Obviously, compilers should do dead code elimination before inlining, because dead code elimination will provide a clearer picture of the true complexity and size of a function, which is important for making good inlining decisions.

Hmmm. Obviously, compilers should apply optimizations in a loop until they reach a fixed point. What could go wrong?

The Go compiler does inlining early. But the part where it emits information for subsequent compilations occurs very late. We could have the best of both worlds: We could inline early intra-package, but make better inter-package inlining decisions by using information that wasn’t available earlier.

However, this could incentivize programmers to warp the structure of their code to get different optimization results. And that is a showstopper, at least for Go.
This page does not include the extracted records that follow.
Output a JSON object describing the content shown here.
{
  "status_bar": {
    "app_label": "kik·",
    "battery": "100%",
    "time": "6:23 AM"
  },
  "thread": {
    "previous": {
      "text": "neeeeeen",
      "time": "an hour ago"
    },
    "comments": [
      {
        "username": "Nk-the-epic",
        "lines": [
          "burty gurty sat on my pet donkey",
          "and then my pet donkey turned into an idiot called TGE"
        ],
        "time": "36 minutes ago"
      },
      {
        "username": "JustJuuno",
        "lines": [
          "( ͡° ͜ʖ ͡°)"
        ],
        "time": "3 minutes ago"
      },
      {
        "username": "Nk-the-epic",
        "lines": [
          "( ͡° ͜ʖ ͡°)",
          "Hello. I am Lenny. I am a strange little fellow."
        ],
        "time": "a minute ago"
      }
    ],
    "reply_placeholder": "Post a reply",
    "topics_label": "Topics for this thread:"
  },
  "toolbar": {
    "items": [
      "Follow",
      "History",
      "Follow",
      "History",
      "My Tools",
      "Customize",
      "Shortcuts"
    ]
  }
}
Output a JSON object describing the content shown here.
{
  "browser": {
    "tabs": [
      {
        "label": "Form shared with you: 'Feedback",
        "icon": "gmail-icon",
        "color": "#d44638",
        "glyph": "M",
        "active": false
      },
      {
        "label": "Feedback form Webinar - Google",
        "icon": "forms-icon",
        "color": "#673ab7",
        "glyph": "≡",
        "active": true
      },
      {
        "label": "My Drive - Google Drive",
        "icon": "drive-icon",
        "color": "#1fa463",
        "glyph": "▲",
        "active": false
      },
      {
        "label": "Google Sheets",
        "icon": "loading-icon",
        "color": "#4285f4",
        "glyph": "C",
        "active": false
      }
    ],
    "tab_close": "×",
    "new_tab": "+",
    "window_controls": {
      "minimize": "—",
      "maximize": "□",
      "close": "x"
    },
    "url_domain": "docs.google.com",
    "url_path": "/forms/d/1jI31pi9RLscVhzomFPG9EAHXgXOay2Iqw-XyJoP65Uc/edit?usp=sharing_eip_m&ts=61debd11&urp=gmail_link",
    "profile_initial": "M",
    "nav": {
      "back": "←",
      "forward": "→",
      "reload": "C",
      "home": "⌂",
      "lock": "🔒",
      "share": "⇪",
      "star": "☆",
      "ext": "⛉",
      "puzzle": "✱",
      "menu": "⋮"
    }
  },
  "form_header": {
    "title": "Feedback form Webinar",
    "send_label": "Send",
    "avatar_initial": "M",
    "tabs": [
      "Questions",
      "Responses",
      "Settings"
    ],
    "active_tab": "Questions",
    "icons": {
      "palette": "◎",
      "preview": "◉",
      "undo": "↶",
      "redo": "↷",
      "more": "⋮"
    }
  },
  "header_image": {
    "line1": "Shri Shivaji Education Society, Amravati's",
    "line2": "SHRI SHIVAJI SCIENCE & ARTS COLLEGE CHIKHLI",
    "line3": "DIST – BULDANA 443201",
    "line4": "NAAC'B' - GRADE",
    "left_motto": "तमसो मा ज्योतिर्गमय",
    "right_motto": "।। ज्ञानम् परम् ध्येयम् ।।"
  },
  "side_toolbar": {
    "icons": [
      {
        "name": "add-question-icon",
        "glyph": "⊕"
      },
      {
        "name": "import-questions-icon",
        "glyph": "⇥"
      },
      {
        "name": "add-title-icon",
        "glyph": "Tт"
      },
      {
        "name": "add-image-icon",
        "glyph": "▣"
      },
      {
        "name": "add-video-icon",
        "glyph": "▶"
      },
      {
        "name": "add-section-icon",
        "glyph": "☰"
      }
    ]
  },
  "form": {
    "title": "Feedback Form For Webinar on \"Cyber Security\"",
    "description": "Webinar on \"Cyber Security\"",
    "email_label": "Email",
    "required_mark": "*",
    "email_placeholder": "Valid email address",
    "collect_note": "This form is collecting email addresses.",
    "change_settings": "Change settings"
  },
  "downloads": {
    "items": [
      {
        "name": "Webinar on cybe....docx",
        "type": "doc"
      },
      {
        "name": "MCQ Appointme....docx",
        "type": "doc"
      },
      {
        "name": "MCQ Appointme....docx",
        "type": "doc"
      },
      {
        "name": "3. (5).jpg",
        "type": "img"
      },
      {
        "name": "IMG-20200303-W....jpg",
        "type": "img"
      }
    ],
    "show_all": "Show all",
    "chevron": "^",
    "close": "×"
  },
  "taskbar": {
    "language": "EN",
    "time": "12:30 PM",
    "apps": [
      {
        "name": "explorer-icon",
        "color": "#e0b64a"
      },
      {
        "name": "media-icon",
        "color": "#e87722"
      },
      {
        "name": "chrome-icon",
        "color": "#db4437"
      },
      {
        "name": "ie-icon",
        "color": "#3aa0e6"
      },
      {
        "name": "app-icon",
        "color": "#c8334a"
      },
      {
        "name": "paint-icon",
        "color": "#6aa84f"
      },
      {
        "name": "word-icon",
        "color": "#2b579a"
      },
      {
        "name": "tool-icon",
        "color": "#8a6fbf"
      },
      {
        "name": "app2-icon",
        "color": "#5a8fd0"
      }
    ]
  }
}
Go’s definitely not perfect. For example, its lackluster inlining heuristic (and lack of an pressure release valve) causes programmers to mangle their code. But that’s considered a bug. And it’s slightly off-topic for this post.

Moral

The moral of this story is not that Go is superior, although I am obviously fond of it; there are complex trade-offs here.

People like to say things like “tools don’t matter” and “tools are just a way to get the job done”. I disagree.

Our tools generate incentives that end up warping how we do our jobs, in ways subtle (code organization, dependency culture) and not-so-subtle (formatting flame wars, hallway sword fights).

Programmers should pick their tools carefully. And tool authors should think hard about the incentives they create.